Last year, the Moolah Temple introduced St. Louis to the concept of a high-end bar coupled with a bowling alley and luxe movie theater.
This spring, two more restaurant combinations took hold: Finale Music & Dining in Clayton and the Central West End’s Savor, a restaurant that also houses the Flim Flam (magic) Theater.
Of the two, Savor seems a more organic and earnest approach, if a longer shot. The handsome young Jonathan Schoen dreamed of opening a restaurant. His father, Dennis, owns a general contracting firm with Nathalie Pettus but has had a lifelong appreciation for the practice of magic, including a year with his own stage show in a traveling circus. A former incarnation of Flim Flam was located on Delmar in the 1990s. Contracting, Dennis laughs, “was just on the side.”
The senior Schoen thought to bring his and his son’s ideas under one roof. He bought and rehabbed the two-story turn-of-the-century building at 4356 Lindell. His son designed a world cuisine restaurant, hiring one of the city’s best talents, Kirk Warner, formerly executive chef of King Louie’s.
“Clearly,” says Warner, “people see dinner theater and think of bad Continental-American food. So I think it’s a real challenge for us to take it to a different level.”
And take it to another level they have, with a sophisticated menu that includes entrées of lacquered duck ($23) and Goan-style seafood curry ($19) as well as a mesclun salad with warm goat cheese and red grapes ($8).
“I don’t know much about the theater aspect of it,” admits Warner. “I just know that it’s not going to affect the type of kitchen I run.”
Warner once worked at an Ann Arbor, Mich., restaurant with a basement comedy club. “It was one of the best kitchens I’ve ever worked in,” he says. “They made everything from scratch, the food was very good and it was packed all the time.” In short, he says, “I’ve seen it work.”
In Clayton, three experienced entrepreneurs have calculated that it will work. In Bob Saur’s Clayton on the Park Hotel, restaurateur Ted Geiger and entertainment producer Steve Schankman have created Finale. Geiger and Schankman, alone or in other partnerships, have been involved in the successes of Riverport (now UMB Bank Pavilion), The Pageant, J. Buck’s, Fuzio and Chevy’s.

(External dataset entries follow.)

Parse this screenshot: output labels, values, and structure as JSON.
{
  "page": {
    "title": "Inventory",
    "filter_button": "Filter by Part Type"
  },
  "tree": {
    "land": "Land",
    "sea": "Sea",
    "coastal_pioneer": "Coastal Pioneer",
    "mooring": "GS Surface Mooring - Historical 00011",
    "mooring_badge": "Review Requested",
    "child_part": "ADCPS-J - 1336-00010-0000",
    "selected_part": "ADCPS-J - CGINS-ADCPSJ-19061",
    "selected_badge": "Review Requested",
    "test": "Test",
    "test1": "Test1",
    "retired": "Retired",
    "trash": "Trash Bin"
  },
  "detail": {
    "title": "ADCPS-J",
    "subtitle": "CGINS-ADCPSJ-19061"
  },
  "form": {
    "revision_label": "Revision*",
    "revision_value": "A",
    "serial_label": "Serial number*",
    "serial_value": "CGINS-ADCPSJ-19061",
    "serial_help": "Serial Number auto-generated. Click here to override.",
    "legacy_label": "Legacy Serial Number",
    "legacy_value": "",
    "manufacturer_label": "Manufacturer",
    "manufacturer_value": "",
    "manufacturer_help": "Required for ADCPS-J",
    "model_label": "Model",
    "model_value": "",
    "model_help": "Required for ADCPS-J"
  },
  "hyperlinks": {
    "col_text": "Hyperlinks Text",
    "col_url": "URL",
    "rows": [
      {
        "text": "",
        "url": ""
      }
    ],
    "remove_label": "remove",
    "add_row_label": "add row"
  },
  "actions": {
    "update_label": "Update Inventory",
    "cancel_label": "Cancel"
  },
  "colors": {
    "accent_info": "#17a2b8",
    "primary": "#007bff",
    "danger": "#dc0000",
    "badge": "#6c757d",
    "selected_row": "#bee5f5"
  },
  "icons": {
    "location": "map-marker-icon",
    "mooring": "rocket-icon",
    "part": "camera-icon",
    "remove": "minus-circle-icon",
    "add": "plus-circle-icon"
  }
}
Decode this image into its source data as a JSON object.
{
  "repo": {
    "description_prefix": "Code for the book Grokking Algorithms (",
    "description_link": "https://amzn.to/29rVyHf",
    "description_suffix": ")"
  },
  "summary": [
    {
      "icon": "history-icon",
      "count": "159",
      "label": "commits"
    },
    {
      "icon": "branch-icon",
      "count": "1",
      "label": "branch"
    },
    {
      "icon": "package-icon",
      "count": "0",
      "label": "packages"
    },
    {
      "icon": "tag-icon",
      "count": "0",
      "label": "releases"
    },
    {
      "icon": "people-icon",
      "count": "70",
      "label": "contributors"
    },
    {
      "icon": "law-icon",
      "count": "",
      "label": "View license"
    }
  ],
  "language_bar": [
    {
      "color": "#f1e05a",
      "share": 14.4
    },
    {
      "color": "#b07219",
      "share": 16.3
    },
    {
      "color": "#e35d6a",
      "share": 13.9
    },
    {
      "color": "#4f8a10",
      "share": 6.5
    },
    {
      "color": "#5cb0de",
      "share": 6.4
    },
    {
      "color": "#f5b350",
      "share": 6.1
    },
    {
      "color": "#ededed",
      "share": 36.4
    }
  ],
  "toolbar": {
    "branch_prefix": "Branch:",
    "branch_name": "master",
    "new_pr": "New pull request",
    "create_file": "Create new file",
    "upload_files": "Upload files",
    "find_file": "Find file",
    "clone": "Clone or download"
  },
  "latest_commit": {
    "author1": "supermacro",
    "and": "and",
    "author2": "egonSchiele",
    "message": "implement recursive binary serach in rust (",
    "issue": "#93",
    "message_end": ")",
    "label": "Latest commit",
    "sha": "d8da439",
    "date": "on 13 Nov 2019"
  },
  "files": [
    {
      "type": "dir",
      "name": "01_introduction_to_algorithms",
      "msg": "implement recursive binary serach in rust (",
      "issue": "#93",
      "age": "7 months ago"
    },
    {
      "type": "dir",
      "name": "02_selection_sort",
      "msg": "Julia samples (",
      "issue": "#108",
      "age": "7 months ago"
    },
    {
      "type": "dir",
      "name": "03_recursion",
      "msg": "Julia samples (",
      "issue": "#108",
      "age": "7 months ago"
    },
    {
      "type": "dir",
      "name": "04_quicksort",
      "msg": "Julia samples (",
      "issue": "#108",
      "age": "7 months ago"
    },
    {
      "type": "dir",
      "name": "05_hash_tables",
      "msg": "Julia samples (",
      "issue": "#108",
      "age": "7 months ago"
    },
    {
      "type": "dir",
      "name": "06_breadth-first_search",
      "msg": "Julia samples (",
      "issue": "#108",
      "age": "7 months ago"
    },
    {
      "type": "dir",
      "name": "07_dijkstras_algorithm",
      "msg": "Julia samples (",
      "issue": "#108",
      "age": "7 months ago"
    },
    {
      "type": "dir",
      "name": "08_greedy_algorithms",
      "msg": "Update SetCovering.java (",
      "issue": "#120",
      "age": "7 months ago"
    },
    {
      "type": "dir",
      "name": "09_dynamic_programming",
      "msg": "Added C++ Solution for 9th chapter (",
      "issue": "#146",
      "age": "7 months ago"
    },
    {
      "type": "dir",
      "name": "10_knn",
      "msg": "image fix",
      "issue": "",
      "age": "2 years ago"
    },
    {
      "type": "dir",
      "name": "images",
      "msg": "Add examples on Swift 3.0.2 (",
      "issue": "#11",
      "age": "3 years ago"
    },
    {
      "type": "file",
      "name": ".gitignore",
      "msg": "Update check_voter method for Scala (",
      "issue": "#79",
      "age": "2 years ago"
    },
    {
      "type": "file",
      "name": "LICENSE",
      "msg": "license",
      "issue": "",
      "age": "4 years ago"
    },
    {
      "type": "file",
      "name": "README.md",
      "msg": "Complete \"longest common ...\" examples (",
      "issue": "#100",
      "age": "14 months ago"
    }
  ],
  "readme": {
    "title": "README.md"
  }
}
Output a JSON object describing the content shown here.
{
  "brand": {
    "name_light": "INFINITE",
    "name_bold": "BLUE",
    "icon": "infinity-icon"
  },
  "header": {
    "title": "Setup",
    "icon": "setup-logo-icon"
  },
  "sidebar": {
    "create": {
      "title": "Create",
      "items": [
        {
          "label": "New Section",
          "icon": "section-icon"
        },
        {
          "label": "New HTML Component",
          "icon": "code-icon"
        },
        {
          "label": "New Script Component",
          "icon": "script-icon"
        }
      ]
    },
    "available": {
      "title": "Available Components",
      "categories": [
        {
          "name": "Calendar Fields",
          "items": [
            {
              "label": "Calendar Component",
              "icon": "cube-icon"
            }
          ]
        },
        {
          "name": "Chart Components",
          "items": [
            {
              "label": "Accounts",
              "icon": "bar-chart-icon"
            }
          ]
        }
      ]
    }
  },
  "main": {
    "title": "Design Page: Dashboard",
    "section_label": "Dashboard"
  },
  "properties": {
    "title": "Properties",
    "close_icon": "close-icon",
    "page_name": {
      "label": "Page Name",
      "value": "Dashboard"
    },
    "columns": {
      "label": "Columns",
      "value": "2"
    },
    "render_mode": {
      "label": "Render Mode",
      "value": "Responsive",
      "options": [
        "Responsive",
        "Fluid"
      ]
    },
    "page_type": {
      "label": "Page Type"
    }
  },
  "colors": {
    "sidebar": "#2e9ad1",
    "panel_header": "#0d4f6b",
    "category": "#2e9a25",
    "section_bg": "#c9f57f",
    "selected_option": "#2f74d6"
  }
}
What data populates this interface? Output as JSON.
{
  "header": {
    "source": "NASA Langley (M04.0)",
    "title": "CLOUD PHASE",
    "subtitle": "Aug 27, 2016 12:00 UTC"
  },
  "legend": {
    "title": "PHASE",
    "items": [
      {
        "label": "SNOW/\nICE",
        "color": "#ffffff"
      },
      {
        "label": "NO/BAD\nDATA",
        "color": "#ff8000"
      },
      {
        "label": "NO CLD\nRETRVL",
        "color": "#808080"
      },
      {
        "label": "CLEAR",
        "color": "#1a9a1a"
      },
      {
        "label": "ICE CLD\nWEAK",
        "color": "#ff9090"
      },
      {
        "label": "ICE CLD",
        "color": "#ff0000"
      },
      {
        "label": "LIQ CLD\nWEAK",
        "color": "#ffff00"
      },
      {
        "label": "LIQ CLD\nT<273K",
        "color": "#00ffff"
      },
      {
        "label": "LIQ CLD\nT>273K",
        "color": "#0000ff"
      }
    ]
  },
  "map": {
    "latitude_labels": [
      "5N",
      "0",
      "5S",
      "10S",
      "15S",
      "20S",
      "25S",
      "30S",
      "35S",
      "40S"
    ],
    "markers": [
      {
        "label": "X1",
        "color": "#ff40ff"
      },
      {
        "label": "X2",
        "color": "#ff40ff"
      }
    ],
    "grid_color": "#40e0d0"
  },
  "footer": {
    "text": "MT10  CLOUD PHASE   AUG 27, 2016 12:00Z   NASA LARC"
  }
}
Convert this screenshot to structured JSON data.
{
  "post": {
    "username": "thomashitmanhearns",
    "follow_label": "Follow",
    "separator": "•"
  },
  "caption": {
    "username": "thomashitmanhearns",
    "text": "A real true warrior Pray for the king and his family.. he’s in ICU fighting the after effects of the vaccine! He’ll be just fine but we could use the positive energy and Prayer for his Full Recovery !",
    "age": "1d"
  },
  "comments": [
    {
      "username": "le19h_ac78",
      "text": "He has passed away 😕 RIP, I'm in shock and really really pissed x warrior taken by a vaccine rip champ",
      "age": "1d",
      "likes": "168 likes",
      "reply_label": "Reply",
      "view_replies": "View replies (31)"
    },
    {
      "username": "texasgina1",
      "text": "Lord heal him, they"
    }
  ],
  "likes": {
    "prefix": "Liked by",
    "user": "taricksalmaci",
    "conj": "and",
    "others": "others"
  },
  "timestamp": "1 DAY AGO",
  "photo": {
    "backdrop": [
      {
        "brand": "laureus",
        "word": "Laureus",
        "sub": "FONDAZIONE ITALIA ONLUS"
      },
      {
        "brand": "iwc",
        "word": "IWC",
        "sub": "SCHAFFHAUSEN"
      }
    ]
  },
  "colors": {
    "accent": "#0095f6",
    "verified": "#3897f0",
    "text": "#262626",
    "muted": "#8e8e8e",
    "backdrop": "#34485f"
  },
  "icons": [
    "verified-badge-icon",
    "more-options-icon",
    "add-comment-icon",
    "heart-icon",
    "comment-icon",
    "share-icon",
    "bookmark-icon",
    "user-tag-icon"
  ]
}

“I’m like everybody else,” says Schankman, “a married guy, you go out on a Friday night, you have your dinner wherever.” And then, he laments, it’s, “Where we goin’ now?” Schankman wanted to create a jazz club that also offered convenience.
For those who aren’t after a one-stop evening, dining rooms at both Savor and Finale are decidedly apart from theater spaces. In other words, these guys have thought of everything. This leaves future entrepreneurial foodies in St. Louis with just one uncharted horizon: Figuring out how to institute a cover charge near Aisle Three.